Scott Tuma – The River 1 2 3 4 (Truck Stop)
A sparse, dark collection of four untitled tracks that swirl the melancholy banjo-in-a-tin-can sound of Iron and Wine, bright acoustic folk guitar bringing to mind Leo Kottke, and heavy ambient space that’s like the calm-before-the-storm part of a Godspeed record without quite the same blue-ball inducing expansiveness. Ghostly sounds like creaky rocking chairs or reaping tools knocking together in a woodshed add atmosphere and occasionally a sort of accidental percussion. It’s ambient folk, and it’s gorgeous.
Download some Scott Tuma mp3s from Epitonic.
Iron and Wine – Sea and the Rhythm EP (Sub Pop)
For those unfamiliar with the plaintive, almost-unproduced four-tracked work of Sam Beam, that restrained voice around which Miami’s Iron and Wine orbits, last year’s The Creek Drank the Cradle was a heartbreaking amalgam of banjo, slide guitar, dust and longing. His songs, which draw from all of the Southern standbys – bluegrass, folk, blues and gospel – lament the loss of loves and better times, just as the simple arrangements and folksy instrumentation anchor the sound in a time gone by.
Sam Beam is not an artist one really hopes or expects to “evolve” his sound or “take off in a new direction.” His music has a very intentional anachronistic quality to it, the nature of which sort of defies updating.
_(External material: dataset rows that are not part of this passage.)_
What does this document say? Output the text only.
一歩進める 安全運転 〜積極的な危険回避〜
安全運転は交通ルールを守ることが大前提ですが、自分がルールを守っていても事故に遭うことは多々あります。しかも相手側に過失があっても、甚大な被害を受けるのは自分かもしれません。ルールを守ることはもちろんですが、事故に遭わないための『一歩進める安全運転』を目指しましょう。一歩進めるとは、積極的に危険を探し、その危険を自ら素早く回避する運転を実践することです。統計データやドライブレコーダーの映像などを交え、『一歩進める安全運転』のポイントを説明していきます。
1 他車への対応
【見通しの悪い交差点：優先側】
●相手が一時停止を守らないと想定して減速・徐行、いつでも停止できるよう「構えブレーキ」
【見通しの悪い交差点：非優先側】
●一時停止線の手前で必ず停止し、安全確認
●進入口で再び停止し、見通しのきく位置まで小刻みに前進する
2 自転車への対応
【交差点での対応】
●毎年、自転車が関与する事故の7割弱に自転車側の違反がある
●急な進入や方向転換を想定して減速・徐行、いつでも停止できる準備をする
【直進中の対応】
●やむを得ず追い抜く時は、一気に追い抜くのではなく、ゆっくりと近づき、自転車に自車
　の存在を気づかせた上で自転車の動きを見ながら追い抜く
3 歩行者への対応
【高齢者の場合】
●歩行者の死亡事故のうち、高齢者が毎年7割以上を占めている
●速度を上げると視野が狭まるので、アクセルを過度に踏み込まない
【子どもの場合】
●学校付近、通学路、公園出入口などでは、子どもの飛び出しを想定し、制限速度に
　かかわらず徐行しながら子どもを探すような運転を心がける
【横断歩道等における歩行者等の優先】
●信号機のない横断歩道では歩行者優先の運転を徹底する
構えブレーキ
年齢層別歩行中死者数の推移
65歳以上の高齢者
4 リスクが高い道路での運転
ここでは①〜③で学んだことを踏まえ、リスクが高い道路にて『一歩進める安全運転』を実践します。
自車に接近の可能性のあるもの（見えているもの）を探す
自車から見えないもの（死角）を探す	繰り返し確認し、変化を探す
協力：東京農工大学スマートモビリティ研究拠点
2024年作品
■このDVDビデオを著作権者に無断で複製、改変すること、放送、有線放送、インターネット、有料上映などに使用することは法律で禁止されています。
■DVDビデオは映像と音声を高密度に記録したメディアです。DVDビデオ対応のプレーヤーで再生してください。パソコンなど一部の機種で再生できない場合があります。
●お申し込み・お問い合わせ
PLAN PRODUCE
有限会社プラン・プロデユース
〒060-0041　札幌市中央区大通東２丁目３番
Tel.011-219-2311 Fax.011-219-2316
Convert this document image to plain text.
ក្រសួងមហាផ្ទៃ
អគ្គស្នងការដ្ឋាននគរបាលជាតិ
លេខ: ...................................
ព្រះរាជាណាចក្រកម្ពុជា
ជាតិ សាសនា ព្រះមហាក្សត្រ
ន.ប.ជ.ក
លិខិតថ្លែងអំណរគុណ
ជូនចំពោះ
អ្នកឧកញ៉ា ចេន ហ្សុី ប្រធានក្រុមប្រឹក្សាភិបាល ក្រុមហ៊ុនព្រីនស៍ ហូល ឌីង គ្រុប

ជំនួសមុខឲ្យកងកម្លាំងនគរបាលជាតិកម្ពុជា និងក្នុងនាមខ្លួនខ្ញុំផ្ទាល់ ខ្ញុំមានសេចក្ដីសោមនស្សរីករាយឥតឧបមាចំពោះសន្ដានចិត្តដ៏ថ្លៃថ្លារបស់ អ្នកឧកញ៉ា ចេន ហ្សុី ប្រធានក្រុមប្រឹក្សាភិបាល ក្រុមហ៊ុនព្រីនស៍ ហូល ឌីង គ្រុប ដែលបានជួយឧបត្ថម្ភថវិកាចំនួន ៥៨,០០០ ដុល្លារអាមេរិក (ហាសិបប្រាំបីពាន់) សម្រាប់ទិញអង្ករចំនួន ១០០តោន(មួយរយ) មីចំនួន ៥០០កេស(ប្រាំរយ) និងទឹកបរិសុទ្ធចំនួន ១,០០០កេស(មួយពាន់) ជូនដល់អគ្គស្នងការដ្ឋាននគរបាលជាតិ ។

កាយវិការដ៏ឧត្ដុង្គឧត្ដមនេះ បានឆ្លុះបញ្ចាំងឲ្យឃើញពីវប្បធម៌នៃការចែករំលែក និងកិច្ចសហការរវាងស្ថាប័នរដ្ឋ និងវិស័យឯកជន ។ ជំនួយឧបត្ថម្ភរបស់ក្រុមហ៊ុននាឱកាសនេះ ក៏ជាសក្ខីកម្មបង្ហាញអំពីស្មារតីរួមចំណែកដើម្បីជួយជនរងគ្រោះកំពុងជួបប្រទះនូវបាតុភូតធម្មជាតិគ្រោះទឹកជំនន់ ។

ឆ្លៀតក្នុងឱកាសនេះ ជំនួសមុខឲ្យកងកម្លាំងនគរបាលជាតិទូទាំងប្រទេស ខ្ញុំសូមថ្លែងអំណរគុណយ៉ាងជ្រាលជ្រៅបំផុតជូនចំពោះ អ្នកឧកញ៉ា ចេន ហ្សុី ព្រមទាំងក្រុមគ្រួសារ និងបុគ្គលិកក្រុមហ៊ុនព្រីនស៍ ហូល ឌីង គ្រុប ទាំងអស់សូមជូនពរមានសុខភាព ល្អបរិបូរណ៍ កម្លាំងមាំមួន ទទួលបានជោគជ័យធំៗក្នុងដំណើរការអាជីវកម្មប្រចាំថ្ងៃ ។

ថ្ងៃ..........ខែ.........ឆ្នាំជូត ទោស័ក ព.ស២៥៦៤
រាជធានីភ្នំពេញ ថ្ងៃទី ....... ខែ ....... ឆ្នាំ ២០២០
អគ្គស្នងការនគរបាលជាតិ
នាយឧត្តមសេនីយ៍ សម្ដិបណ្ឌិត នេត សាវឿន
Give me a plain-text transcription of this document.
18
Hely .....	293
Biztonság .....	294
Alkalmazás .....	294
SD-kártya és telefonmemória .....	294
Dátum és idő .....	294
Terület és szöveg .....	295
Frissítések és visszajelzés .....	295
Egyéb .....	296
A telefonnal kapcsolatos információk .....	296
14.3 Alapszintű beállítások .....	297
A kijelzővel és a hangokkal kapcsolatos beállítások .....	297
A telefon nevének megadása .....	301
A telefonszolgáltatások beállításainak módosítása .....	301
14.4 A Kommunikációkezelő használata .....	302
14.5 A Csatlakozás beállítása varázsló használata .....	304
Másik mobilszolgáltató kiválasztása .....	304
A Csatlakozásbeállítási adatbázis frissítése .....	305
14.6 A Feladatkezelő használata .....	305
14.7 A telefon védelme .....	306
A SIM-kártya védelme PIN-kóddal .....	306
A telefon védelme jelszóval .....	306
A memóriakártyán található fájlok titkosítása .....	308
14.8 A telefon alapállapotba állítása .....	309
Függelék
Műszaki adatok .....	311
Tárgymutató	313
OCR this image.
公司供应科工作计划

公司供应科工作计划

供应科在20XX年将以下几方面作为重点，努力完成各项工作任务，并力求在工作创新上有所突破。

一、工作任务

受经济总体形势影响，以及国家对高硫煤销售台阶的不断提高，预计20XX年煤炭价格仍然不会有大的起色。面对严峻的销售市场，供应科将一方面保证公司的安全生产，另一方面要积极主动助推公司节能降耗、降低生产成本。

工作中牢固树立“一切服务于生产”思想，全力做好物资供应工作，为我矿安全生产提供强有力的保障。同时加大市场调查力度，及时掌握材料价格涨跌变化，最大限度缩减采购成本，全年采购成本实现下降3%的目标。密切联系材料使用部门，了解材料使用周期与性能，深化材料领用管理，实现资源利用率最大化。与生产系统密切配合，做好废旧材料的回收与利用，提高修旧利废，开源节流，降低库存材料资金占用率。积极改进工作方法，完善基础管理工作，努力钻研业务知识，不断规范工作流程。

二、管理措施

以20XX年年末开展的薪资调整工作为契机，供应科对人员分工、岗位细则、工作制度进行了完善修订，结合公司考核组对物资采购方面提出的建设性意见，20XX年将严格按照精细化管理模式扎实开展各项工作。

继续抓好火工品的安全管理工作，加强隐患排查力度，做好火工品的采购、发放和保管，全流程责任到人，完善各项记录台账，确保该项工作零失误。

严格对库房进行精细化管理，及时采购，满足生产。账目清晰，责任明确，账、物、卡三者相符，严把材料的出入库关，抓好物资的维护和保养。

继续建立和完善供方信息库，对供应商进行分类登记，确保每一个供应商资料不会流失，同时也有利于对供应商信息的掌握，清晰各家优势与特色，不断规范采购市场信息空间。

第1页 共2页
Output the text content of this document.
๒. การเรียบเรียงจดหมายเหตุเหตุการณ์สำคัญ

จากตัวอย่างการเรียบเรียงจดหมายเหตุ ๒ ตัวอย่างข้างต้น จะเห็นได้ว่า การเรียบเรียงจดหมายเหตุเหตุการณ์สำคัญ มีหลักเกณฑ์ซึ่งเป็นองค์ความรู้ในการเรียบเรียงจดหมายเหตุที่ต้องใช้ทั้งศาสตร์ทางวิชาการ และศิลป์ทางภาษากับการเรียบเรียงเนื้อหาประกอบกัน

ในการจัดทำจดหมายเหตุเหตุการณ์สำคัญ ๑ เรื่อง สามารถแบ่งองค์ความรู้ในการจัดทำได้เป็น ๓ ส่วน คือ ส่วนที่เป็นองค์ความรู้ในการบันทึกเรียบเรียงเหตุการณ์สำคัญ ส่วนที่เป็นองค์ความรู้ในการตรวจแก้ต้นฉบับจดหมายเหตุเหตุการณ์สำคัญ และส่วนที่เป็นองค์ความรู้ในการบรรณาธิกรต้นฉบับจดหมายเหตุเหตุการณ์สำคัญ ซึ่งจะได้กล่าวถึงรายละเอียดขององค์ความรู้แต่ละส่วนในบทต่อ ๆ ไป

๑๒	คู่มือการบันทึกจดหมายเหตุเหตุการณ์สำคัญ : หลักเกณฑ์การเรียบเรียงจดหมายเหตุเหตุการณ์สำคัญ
And so it is not disappointment or boredom but gratitude with which we receive these 5 songs, each of which would have been worthy of making the cut for The Creek Drank the Cradle, and a few of which would have been some of the strongest on the LP. Notably, the title track is a beautiful sad love song that boasts Beam’s boldest vocals to date, to breathtaking effect, and “Jesus the Mexican Boy” successfully weaves a narrative more concrete than the songwriter’s usual (admittedly well-crafted) vague stories.